Wenige Minuten später. Ein gewisser Raul, später Weltstar und Legende bei Real Madrid, lief an, schoss nicht schlecht. Aber Pagotto tauchte sensationell ab, hielt den Ball fest und begrub ihn unter seinen Handschuhen. Der nächste Italiener traf dann und vor allem dank Pagotto war die Squadra U21-Europameister.

Dem damals 22-jährigen Torhüter schienen spätestens jetzt alle Türen offen zu stehen. Sogar die spätere Juventus-Legende Gianluigi Buffon - wenngleich deutlich jünger - musste sich in Italiens U21 damals hinter ihm anstellen. "Damals war Buffon noch nicht das, was er heute ist", sagte Pagotto der Gazzetta dello Sport. "Er war ein paar Jahre jünger, ich wurde bevorzugt. Aber er und ich waren dazu bestimmt, die stärksten Torhüter zu dieser Zeit zu sein."

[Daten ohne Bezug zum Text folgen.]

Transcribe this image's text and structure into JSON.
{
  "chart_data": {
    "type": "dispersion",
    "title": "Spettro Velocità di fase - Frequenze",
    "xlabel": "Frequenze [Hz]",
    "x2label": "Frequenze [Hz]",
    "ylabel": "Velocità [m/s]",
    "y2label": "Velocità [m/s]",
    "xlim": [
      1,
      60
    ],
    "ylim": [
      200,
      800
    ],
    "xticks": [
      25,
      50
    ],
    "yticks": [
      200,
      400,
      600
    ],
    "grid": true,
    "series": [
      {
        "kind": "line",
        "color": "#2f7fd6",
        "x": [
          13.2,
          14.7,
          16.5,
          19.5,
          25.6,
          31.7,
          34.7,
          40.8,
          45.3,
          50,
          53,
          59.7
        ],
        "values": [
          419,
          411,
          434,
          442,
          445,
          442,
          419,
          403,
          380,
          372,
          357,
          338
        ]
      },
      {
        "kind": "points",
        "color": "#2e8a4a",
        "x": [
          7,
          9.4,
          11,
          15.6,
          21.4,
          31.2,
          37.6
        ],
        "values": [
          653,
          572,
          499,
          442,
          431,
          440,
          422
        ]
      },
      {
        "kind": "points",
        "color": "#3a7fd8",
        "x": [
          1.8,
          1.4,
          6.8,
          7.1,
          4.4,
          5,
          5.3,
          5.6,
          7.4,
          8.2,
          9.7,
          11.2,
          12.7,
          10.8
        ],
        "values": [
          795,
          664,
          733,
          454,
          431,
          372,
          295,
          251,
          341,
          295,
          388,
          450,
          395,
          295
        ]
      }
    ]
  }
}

Angelo Pagotto: "Ich war jung und hatte die Frauen, die ich wollte"

Buffon sollte bekanntlich tatsächlich jahrelang einer der besten Torhüter der Welt sein, Pagotto war davon letztlich doch sehr weit entfernt. Weil er den Verlockungen als umjubelter Profi nicht so gut widerstehen konnte, weil er falsche Entscheidungen traf, weil er irgendwann die Spirale nach unten nicht mehr verlassen konnte.

Pagotto wechselt mit 18 nach Neapel. Den Sprung zur Nummer eins schafft er dort zwar nie, kostet das Leben als Profi aber dennoch voll aus. "Ich war jung, hatte viel Geld in der Tasche, aber keine feste Familie, die mich führte. Und ich hatte die Frauen, die ich wollte", erzählt er. 1994 wird Pagotto an den damaligen Drittligisten Pistoiese verliehen, empfiehlt sich dort für einen Wechsel zu Sampdoria in die Serie A.

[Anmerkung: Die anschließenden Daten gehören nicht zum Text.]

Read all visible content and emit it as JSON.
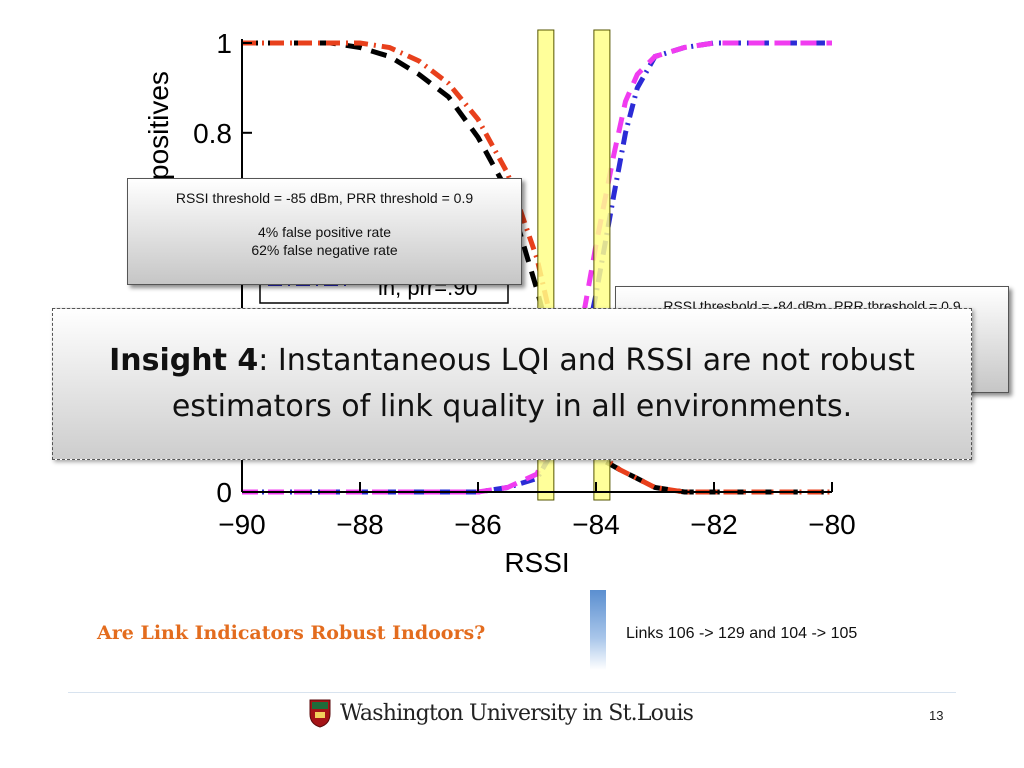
{
  "chart_data": {
    "type": "line",
    "xlabel": "RSSI",
    "ylabel": "positives",
    "y_tick_values": [
      0,
      0.2,
      0.4,
      0.6,
      0.8,
      1
    ],
    "y_tick_labels": [
      "0",
      "",
      "",
      "",
      "0.8",
      "1"
    ],
    "x_ticks": [
      -90,
      -88,
      -86,
      -84,
      -82,
      -80
    ],
    "x_tick_labels": [
      "−90",
      "−88",
      "−86",
      "−84",
      "−82",
      "−80"
    ],
    "xlim": [
      -90,
      -80
    ],
    "ylim": [
      0,
      1
    ],
    "legend_fragment": "in, prr=.90",
    "threshold_bands": [
      -84.85,
      -83.9
    ],
    "series": [
      {
        "color": "#000000",
        "style": "dashed",
        "x": [
          -90,
          -89,
          -88.5,
          -88,
          -87.5,
          -87,
          -86.5,
          -86,
          -85.5,
          -85,
          -84.7,
          -84.4,
          -84,
          -83.6,
          -83.3,
          -83,
          -82.5,
          -82,
          -81.5,
          -81,
          -80
        ],
        "y": [
          1,
          1,
          1,
          0.99,
          0.97,
          0.93,
          0.88,
          0.79,
          0.67,
          0.45,
          0.3,
          0.2,
          0.08,
          0.05,
          0.03,
          0.01,
          0,
          0,
          0,
          0,
          0
        ]
      },
      {
        "color": "#e8401c",
        "style": "dashdot",
        "x": [
          -90,
          -89,
          -88.5,
          -88,
          -87.5,
          -87,
          -86.5,
          -86,
          -85.5,
          -85,
          -84.7,
          -84.4,
          -84,
          -83.6,
          -83.3,
          -83,
          -82.5,
          -82,
          -81.5,
          -81,
          -80
        ],
        "y": [
          1,
          1,
          1,
          1,
          0.99,
          0.96,
          0.91,
          0.83,
          0.71,
          0.52,
          0.35,
          0.22,
          0.09,
          0.05,
          0.03,
          0.01,
          0,
          0,
          0,
          0,
          0
        ]
      },
      {
        "color": "#2b2bd6",
        "style": "dashdot",
        "x": [
          -90,
          -86,
          -85.5,
          -85,
          -84.6,
          -84.3,
          -84,
          -83.7,
          -83.5,
          -83.3,
          -83,
          -82.5,
          -82,
          -81,
          -80
        ],
        "y": [
          0,
          0,
          0.01,
          0.03,
          0.12,
          0.25,
          0.44,
          0.66,
          0.8,
          0.9,
          0.97,
          0.99,
          1,
          1,
          1
        ]
      },
      {
        "color": "#f03cf0",
        "style": "dashed",
        "x": [
          -90,
          -86,
          -85.5,
          -85,
          -84.6,
          -84.3,
          -84,
          -83.7,
          -83.5,
          -83.3,
          -83,
          -82.5,
          -82,
          -81,
          -80
        ],
        "y": [
          0,
          0,
          0.01,
          0.04,
          0.17,
          0.33,
          0.55,
          0.75,
          0.87,
          0.93,
          0.97,
          0.99,
          1,
          1,
          1
        ]
      }
    ]
  },
  "callouts": [
    {
      "line1": "RSSI threshold = -85 dBm, PRR threshold = 0.9",
      "line2": "4% false positive rate",
      "line3": "62% false negative rate"
    },
    {
      "line1": "RSSI threshold = -84 dBm, PRR threshold = 0.9"
    }
  ],
  "insight": {
    "label": "Insight 4",
    "text": ": Instantaneous LQI and RSSI are not robust estimators of link quality in all environments."
  },
  "footer": {
    "title": "Are Link Indicators Robust Indoors?",
    "links": "Links 106 -> 129 and 104 -> 105",
    "logo_text": "Washington University in St.Louis",
    "page_number": "13"
  },
  "colors": {
    "threshold_band_fill": "#ffff88",
    "threshold_band_stroke": "#555500",
    "title_orange": "#e36c1e",
    "accent_bar": "#5b8fd0"
  }
}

Angelo PagottoGetty Images

Auch dort hält er stark, wird Stammkeeper der U21-Nationalelf, spielt dann die starke und vom Titel gekrönte EM 1996. Die große AC Milan will Pagotto, lockt ihn in die Modestadt - im Nachhinein kein guter Wechsel. "Mein Herz weint immer noch, weil ich Sampdoria verlassen habe. In Mailand fand ich eine kalte Stadt und einen noch kälteren Klub", sagt Pagotto.

Bei den Rossoneri kommt er nicht zurecht, wird zunächst an Empoli verliehen und Ende 1997 an Perugia verkauft. Dort stabilisiert er sich zwar wieder etwas, doch die Probleme abseits des Platzes werden immer größer. Ehe Pagotto Anfang 2000 wegen Dopings gesperrt wird und sehr lange überhaupt kein Pflichtspiel mehr absolviert. "Meine ehemaligen Mannschaftskameraden waren keine Freunde mehr. Ich verbrachte zwei Jahre in Ligurien bei meiner Mutter in dem Hotel, das wir eröffnet hatten", blickt Pagotto zurück.

Angelo Pagotto: "Es gab Tage, an denen ich nicht aus dem Bett kam"

Er gerät mehr und mehr auf die schiefe Bahn, der Halt des Fußballs fehlt: "Es gab Tage, an denen ich nicht aus dem Bett kam, im Wechsel mit Nächten in der Disco." Pagotto bekommt Depressionen, lässt sich behandeln. Im Oktober 2001 gelingt es ihm, noch einmal im Profifußball Fuß zu fassen und mit Drittligist Triestina schafft er sogar den Sprung in die Serie B. Doch die Vergangenheit holt ihn ein, im Klub herrscht ihm gegenüber Skepsis: "Alle waren wütend auf mich, der Präsident von Triestina warf mir Spielmanipulation vor. Ich denunzierte ihn und ging, obwohl ich die Meisterschaft gewonnen hatte. Und dann begannen die wahren Probleme."

Zwar ist er nach seinem Aus bei Triestina auch bei Arezzo noch einmal ein solider Dritt- und Zweitligatorhüter, doch die Erfüllung gibt ihm der Fußball nicht mehr. "Ich hatte kein Adrenalin mehr auf dem Platz und suchte es im Kokain. Ich begann, in schlechter Gesellschaft herumzuhängen. Sie gab mir das Gefühl, ein Held zu sein", so Pagotto.

2007, inzwischen bei Crotone unter Vertrag, wird der seinerzeit 33-jährige Pagotto wegen Kokainmissbrauchs für acht Jahre gesperrt. Die Karriere, die nach jenem 31. Mai 1996 so hoffnungsvoll erschien, ist endgültig vorbei. Und Pagotto kann wegen des neuerlichen Skandals in Italien kein ruhiges Leben mehr führen. "Ich bin nach Deutschland gegangen, war Pizzabäcker und habe alles gekocht", sagt Pagotto. "Einige Italiener haben mich erkannt, aber mit dieser Arbeitskleidung war es schwierig."

Mittlerweile scheint der heute 48-Jährige mit dem Fußball aber seinen Frieden gefunden zu haben. Bei US Avellino, dem Drittligisten aus seiner Heimatstadt im Süden Italiens, arbeitet Pagotto seit 2019 als Torwart-Trainer. Genug zu erzählen hat er seinen Jungs ganz bestimmt.